Modest advances in Venezuela in taming inflation since last year have been wiped out by chronic fuel shortages and a plummeting exchange rate. After peaking in 2018 at 1.8 million percent, according to official data, inflation slowed last year as the government eased economic controls, helping keep monthly consumer price increases below 30 percent in February and March.

Although the number of emerging and frontier markets currently experiencing severe inflation problems is rather low, it is increasing, said Hanke, adding that the impact of COVID-19 had not worsened inflation in troubled currency countries to any significant degree.

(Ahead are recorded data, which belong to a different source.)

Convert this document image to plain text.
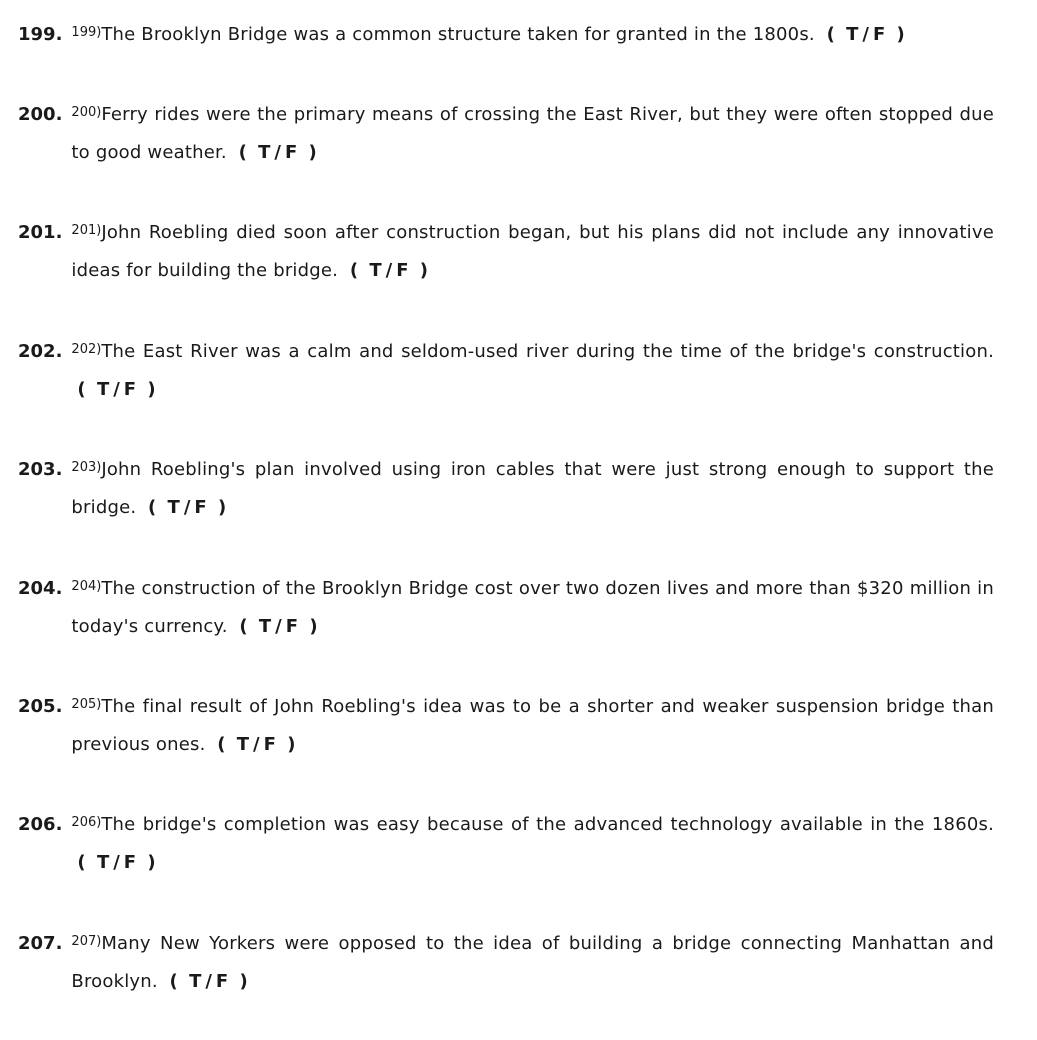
199. $^{199)}$The Brooklyn Bridge was a common structure taken for granted in the 1800s. ( T / F )
200. $^{200)}$Ferry rides were the primary means of crossing the East River, but they were often stopped due to good weather. ( T / F )
201. $^{201)}$John Roebling died soon after construction began, but his plans did not include any innovative ideas for building the bridge. ( T / F )
202. $^{202)}$The East River was a calm and seldom-used river during the time of the bridge's construction. ( T / F )
203. $^{203)}$John Roebling's plan involved using iron cables that were just strong enough to support the bridge. ( T / F )
204. $^{204)}$The construction of the Brooklyn Bridge cost over two dozen lives and more than $320 million in today's currency. ( T / F )
205. $^{205)}$The final result of John Roebling's idea was to be a shorter and weaker suspension bridge than previous ones. ( T / F )
206. $^{206)}$The bridge's completion was easy because of the advanced technology available in the 1860s. ( T / F )
207. $^{207)}$Many New Yorkers were opposed to the idea of building a bridge connecting Manhattan and Brooklyn. ( T / F )
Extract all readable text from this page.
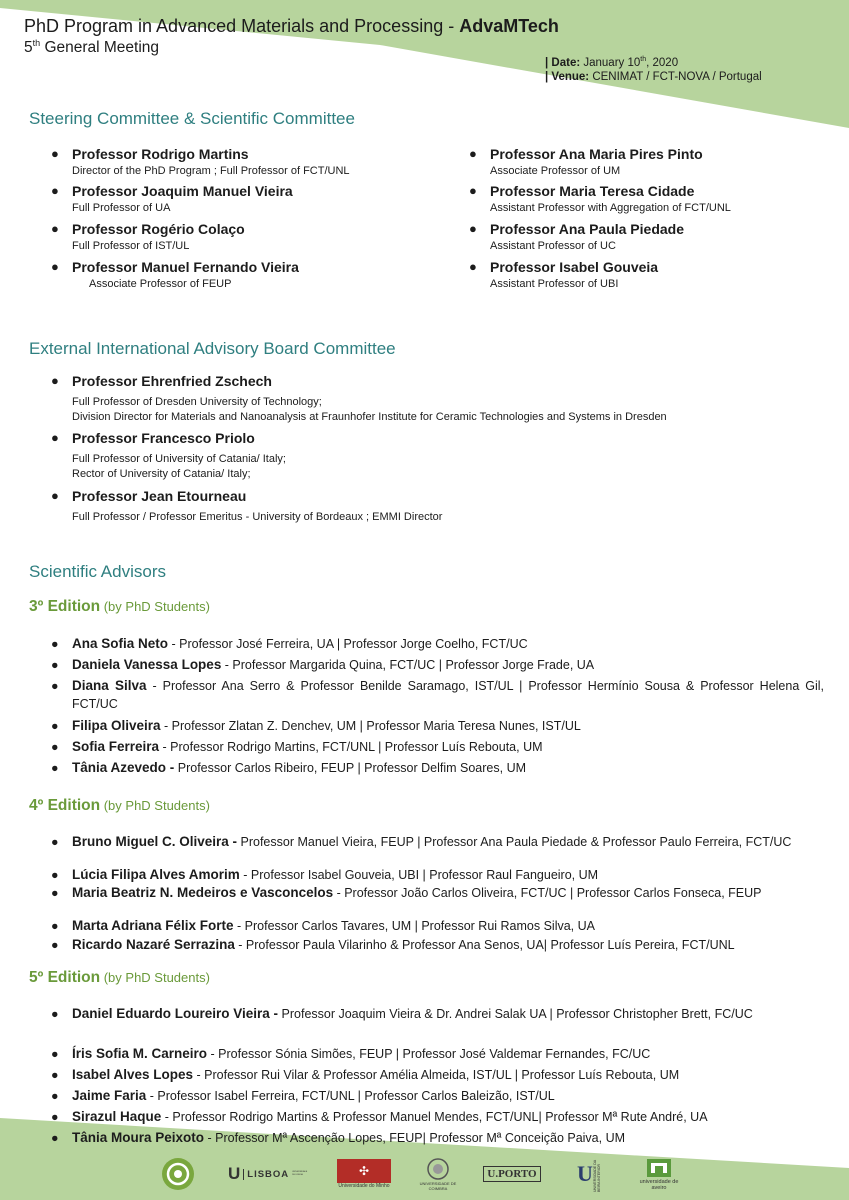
PhD Program in Advanced Materials and Processing - AdvaMTech
5th General Meeting
| Date: January 10th, 2020
| Venue: CENIMAT / FCT-NOVA / Portugal
Steering Committee & Scientific Committee
● Professor Rodrigo Martins
Director of the PhD Program ; Full Professor of FCT/UNL
● Professor Joaquim Manuel Vieira
Full Professor of UA
● Professor Rogério Colaço
Full Professor of IST/UL
● Professor Manuel Fernando Vieira
Associate Professor of FEUP
● Professor Ana Maria Pires Pinto
Associate Professor of UM
● Professor Maria Teresa Cidade
Assistant Professor with Aggregation of FCT/UNL
● Professor Ana Paula Piedade
Assistant Professor of UC
● Professor Isabel Gouveia
Assistant Professor of UBI
External International Advisory Board Committee
● Professor Ehrenfried Zschech
Full Professor of Dresden University of Technology;
Division Director for Materials and Nanoanalysis at Fraunhofer Institute for Ceramic Technologies and Systems in Dresden
● Professor Francesco Priolo
Full Professor of University of Catania/ Italy;
Rector of University of Catania/ Italy;
● Professor Jean Etourneau
Full Professor / Professor Emeritus - University of Bordeaux ; EMMI Director
Scientific Advisors
3º Edition (by PhD Students)
● Ana Sofia Neto - Professor José Ferreira, UA | Professor Jorge Coelho, FCT/UC
● Daniela Vanessa Lopes - Professor Margarida Quina, FCT/UC | Professor Jorge Frade, UA
● Diana Silva - Professor Ana Serro & Professor Benilde Saramago, IST/UL | Professor Hermínio Sousa & Professor Helena Gil, FCT/UC
● Filipa Oliveira - Professor Zlatan Z. Denchev, UM | Professor Maria Teresa Nunes, IST/UL
● Sofia Ferreira - Professor Rodrigo Martins, FCT/UNL | Professor Luís Rebouta, UM
● Tânia Azevedo - Professor Carlos Ribeiro, FEUP | Professor Delfim Soares, UM
4º Edition (by PhD Students)
● Bruno Miguel C. Oliveira - Professor Manuel Vieira, FEUP | Professor Ana Paula Piedade & Professor Paulo Ferreira, FCT/UC
● Lúcia Filipa Alves Amorim - Professor Isabel Gouveia, UBI | Professor Raul Fangueiro, UM
● Maria Beatriz N. Medeiros e Vasconcelos - Professor João Carlos Oliveira, FCT/UC | Professor Carlos Fonseca, FEUP
● Marta Adriana Félix Forte - Professor Carlos Tavares, UM | Professor Rui Ramos Silva, UA
● Ricardo Nazaré Serrazina - Professor Paula Vilarinho & Professor Ana Senos, UA| Professor Luís Pereira, FCT/UNL
5º Edition (by PhD Students)
● Daniel Eduardo Loureiro Vieira - Professor Joaquim Vieira & Dr. Andrei Salak UA | Professor Christopher Brett, FC/UC
● Íris Sofia M. Carneiro - Professor Sónia Simões, FEUP | Professor José Valdemar Fernandes, FC/UC
● Isabel Alves Lopes - Professor Rui Vilar & Professor Amélia Almeida, IST/UL | Professor Luís Rebouta, UM
● Jaime Faria - Professor Isabel Ferreira, FCT/UNL | Professor Carlos Baleizão, IST/UL
● Sirazul Haque - Professor Rodrigo Martins & Professor Manuel Mendes, FCT/UNL| Professor Mª Rute André, UA
● Tânia Moura Peixoto - Professor Mª Ascenção Lopes, FEUP| Professor Mª Conceição Paiva, UM
U LISBOA UNIVERSIDADE DE LISBOA	✣
Universidade do Minho	UNIVERSIDADE DE COIMBRA
U.PORTO U UNIVERSIDADE DA BEIRA INTERIOR	universidade de aveiro
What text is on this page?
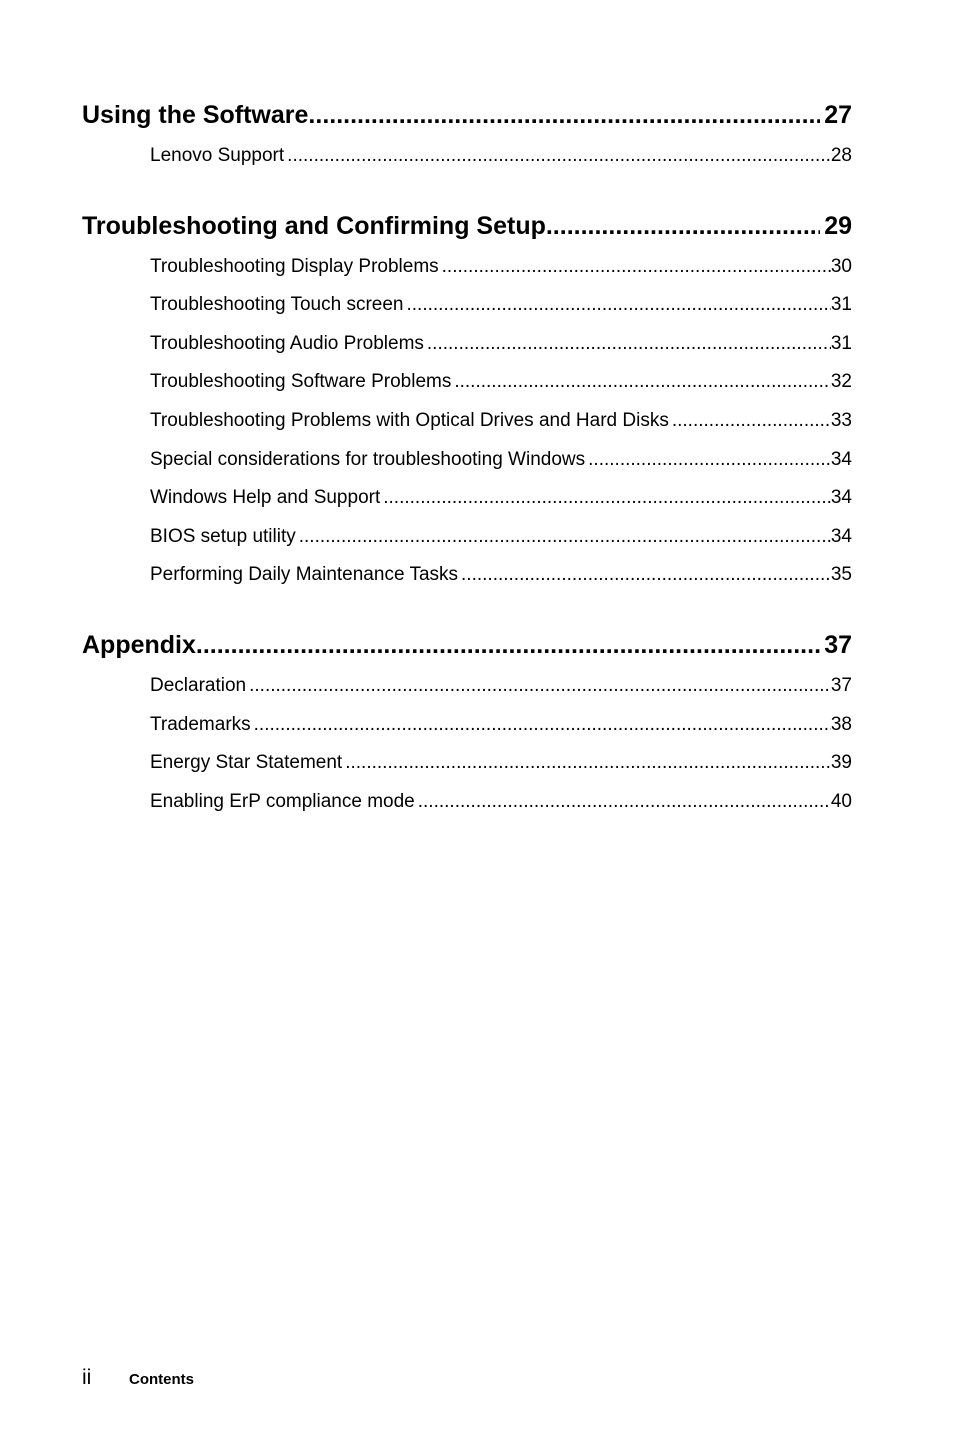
Using the Software .....	27
Lenovo Support .....	28
Troubleshooting and Confirming Setup .....	29
Troubleshooting Display Problems .....	30
Troubleshooting Touch screen .....	31
Troubleshooting Audio Problems .....	31
Troubleshooting Software Problems .....	32
Troubleshooting Problems with Optical Drives and Hard Disks .....	33
Special considerations for troubleshooting Windows .....	34
Windows Help and Support .....	34
BIOS setup utility .....	34
Performing Daily Maintenance Tasks .....	35
Appendix. .....	37
Declaration .....	37
Trademarks .....	38
Energy Star Statement .....	39
Enabling ErP compliance mode .....	40
ii	Contents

Zimbabwe, Syria, Sudan and Iran are facing surging inflation, but none are currently suffering hyperinflation, said Hanke.

Expectations for long-term inflation for emerging markets rose steeply in the initial onset of the pandemic, particularly for more vulnerable economies. But those expectations have since eased to record lows for many emerging markets.

In a bid to stimulate their economies, many emerging market central banks aggressively eased monetary policy in the wake of the pandemic, moves made possible by their low inflation and huge quantitative easing by developed market central banks.